The notable thing (initially I was surprised) is that almost all of the uptake sequences in these genomes are at least one fragment length apart. That is, if the fragments that recombined with the genome were 25 bp (top histogram), none of the resulting evolved uptake sequences are in the 0-10 and 10-20 bins. If the fragments were 500 bp (bottom histogram, not to the same scale), none are in any bin smaller than 500 bp.
For the 100 bp fragments I've plotted both the spacings between perfect US (middle green histogram) and the spacings between pooled perfect and singly mismatched US (blue histogram below the green one). When the mismatched US are included the distribution is tighter, but there are still very few closer than 500 bp.
This result makes sense to me, because the uptake bias only considers the one best-matched US in a fragment. So a fragment that contained 2 well-matched USs is no better off than a fragment with one, and selection will be very weak on USs that are within a fragment's length of another US.
I talked this result over with my statistics advisor, and we agreed that there's not much point in worrying about whether the distributions are more even than expected for random spacing, because these are so obviously not random spacing.
After getting these results I decided I should take my own look at the spacings of the real uptake sequences in the
H. influenzae genome, and these are shown in the graphs in the lower panel. I first checked the spacings of all the uptake sequences that are in the same orientation; the upper graph shows the pooled data for spacings between 'forward' USS and spacings between 'reverse' USS. Let's consider this graph after the one below it.

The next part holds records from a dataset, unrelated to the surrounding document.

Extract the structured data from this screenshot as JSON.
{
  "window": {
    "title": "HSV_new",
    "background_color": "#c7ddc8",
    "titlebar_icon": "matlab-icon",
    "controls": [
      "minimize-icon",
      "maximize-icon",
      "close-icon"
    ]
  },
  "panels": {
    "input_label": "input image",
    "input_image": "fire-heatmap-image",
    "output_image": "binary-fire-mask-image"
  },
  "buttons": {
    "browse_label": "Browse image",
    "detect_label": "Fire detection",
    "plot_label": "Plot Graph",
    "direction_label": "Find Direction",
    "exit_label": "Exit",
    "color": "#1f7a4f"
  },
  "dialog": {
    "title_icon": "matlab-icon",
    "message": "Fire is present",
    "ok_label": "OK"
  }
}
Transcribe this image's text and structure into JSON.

The lower graph shows the spacings between all of the USSs, regardless of which orientation each is in. This is the data that has been previously analyzed and found to be non-random (in a mathematical analysis that's too sophisticated for me to follow).
We don't see the same abrupt drop-off at close spacings that's in the simulated genomes, but the statistics advisor thought the drop-off at close spacings might be significant. Rather than making a theoretical prediction, he suggested just generating randomly spaced positions (same number of occurrences as the real USS, and in the same length of sequence as the real genome) and comparing their distributions to the real ones in my graph. I'm asking my co-author to write me a little perl script to do this (yes, I probably could write it myself, but she can write it faster). I'll use it to generate 10 random pseudo-genomes worth of spacings, and compare their distributions to my real genome.

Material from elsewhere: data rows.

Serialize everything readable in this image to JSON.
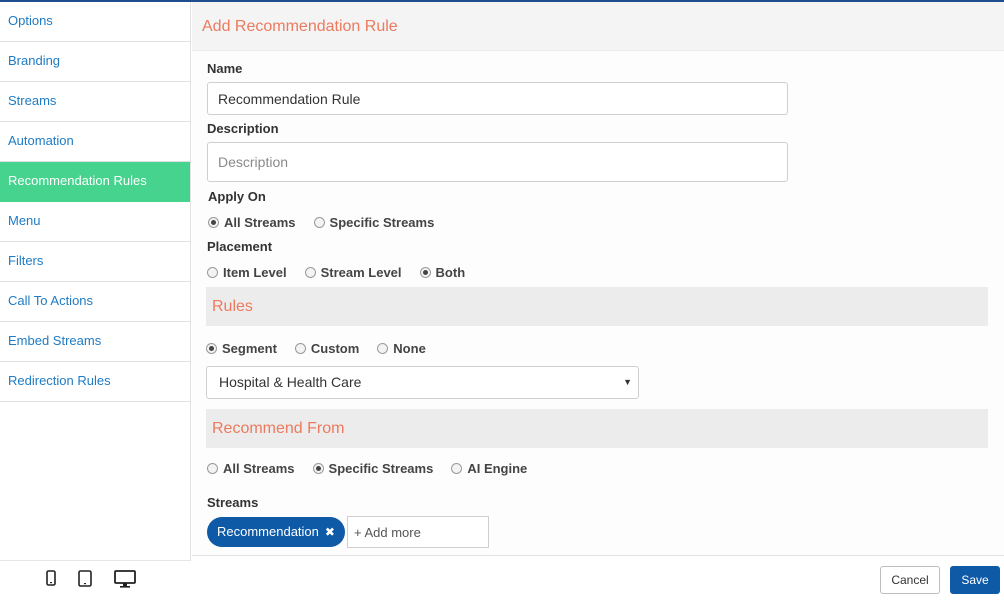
{
  "sidebar": {
    "items": [
      {
        "label": "Options"
      },
      {
        "label": "Branding"
      },
      {
        "label": "Streams"
      },
      {
        "label": "Automation"
      },
      {
        "label": "Recommendation Rules",
        "active": true
      },
      {
        "label": "Menu"
      },
      {
        "label": "Filters"
      },
      {
        "label": "Call To Actions"
      },
      {
        "label": "Embed Streams"
      },
      {
        "label": "Redirection Rules"
      }
    ],
    "active_color": "#45d38e",
    "link_color": "#1e7bc4",
    "devices": [
      "mobile-icon",
      "tablet-icon",
      "desktop-icon"
    ]
  },
  "page": {
    "title": "Add Recommendation Rule",
    "accent_color": "#ec7a5e"
  },
  "form": {
    "name_label": "Name",
    "name_value": "Recommendation Rule",
    "description_label": "Description",
    "description_placeholder": "Description",
    "apply_on": {
      "label": "Apply On",
      "options": [
        "All Streams",
        "Specific Streams"
      ],
      "selected": "All Streams"
    },
    "placement": {
      "label": "Placement",
      "options": [
        "Item Level",
        "Stream Level",
        "Both"
      ],
      "selected": "Both"
    },
    "rules": {
      "section_title": "Rules",
      "options": [
        "Segment",
        "Custom",
        "None"
      ],
      "selected": "Segment",
      "segment_value": "Hospital & Health Care"
    },
    "recommend_from": {
      "section_title": "Recommend From",
      "options": [
        "All Streams",
        "Specific Streams",
        "AI Engine"
      ],
      "selected": "Specific Streams"
    },
    "streams": {
      "label": "Streams",
      "chips": [
        "Recommendation"
      ],
      "add_placeholder": "+ Add more"
    }
  },
  "footer": {
    "cancel_label": "Cancel",
    "save_label": "Save",
    "primary_color": "#0e5aa7"
  }
}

There are good reasons to expect the real distribution to not be random. First, uptake sequences are preferentially found outside of genes. In
H. influenzae 30% of the USS are in the 10% of the genome that's non-coding, and this would be expected to cause some clustering, increasing the frequencies of close spacings. Second, USS often occur in closely spaced, oppositely oriented pairs that act as transcriptional terminators. This is also expected to increase the frequencies of close spacings. I can't easily correct for the first effect, but I can correct for the second one by only considering USS that are in the same orientation, and that's what I've done in the upper graph.
There we see a much stronger tendency to avoid close spacings. The numbers aren't really comparable because I'm only considering half as many USS in each orientation, but the overall shapes of the two distributions suggest fewer close spacings in the same-orientations graph.
So, two things to do: First, predict the spacings of random positions, using the perl script that isn't written yet. Second, I need to get better data for the simulated evolved genomes, because these were initiated with fake genomes consisting of pure strings of uptake sequences, and the uptake sequences in the resulting evolved genomes had not originated
de novo but instead had been preserved from some of the originating ones. I need to redo this with evolved genomes that began as random sequences, but these are taking longer to simulate.
Added later: And a third thing to do: Reread the paper by Treangen et al., who investigated the spacings of the Neisseria DUSs and compared them to the average lengths of recombination tracts.